Se fondant sur ses activités de surveillance et d’analyse, le surintendant est d’avis que l’inclusion de clauses d’escompte dans les propositions de consommateur pose un risque à l’intégrité de l’administration de la procédure d’insolvabilité et, en outre, que les clauses d’escompte mènent à des résultats qui, et pour les débiteurs et pour les créanciers, sont contraires à ce que l’on pourrait considérer comme étant juste et raisonnable compte tenu des objectifs et de l’objet de la LFI.

En conséquence, dans les cas où le surintendant relève une clause d’escompte (ou une disposition inappropriée similaire) dans une proposition faite pour le compte d’un consommateur, le séquestre officiel demandera au SAI de convoquer une assemblée des créanciers, dont lui même assurera la présidence.
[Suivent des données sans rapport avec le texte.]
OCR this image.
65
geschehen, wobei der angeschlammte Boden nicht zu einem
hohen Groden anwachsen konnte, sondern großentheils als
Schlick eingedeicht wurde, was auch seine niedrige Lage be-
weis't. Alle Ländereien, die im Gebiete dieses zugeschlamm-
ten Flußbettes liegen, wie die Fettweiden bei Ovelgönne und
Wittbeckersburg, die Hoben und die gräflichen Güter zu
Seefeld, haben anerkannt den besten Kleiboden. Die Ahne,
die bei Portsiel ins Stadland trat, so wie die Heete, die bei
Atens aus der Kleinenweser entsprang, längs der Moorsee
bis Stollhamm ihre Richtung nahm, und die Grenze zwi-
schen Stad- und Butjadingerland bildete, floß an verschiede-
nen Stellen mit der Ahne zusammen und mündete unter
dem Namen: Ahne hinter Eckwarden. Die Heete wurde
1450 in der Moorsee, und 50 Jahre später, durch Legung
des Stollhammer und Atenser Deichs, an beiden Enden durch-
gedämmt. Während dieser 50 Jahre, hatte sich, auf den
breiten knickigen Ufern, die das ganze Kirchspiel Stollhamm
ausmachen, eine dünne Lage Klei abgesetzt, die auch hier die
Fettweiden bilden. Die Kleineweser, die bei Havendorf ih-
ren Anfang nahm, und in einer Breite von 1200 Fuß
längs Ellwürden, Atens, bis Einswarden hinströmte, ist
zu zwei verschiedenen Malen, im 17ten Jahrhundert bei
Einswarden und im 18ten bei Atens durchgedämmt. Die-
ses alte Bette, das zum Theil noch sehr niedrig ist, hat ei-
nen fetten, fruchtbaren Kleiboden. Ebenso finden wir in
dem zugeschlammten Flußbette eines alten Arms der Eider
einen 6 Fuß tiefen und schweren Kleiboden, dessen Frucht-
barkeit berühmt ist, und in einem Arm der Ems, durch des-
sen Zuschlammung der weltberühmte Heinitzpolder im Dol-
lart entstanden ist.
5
C’est dans le cadre de cette assemblée que le SAI aura l’occasion de donner plus de détails sur les vérifications faites en ce qui concerne l’état d’insolvabilité du débiteur et d’expliquer comment la proposition, assortie de la clause d’escompte, est juste, raisonnable et réalisable. L’assemblée permettra de faire en sorte que les créanciers soient informés et disposent des renseignements dont ils ont besoin pour pouvoir décider de façon éclairée s’ils acceptent ou rejettent la proposition de consommateur ou s’ils demandent que des changements y soient apportés. Suivant l’assemblée des créanciers et s’il n’est pas convaincu que la proposition de consommateur est juste et raisonnable, le séquestre officiel peut prendre d’autres mesures en vue de maintenir l’intégrité du système d’insolvabilité.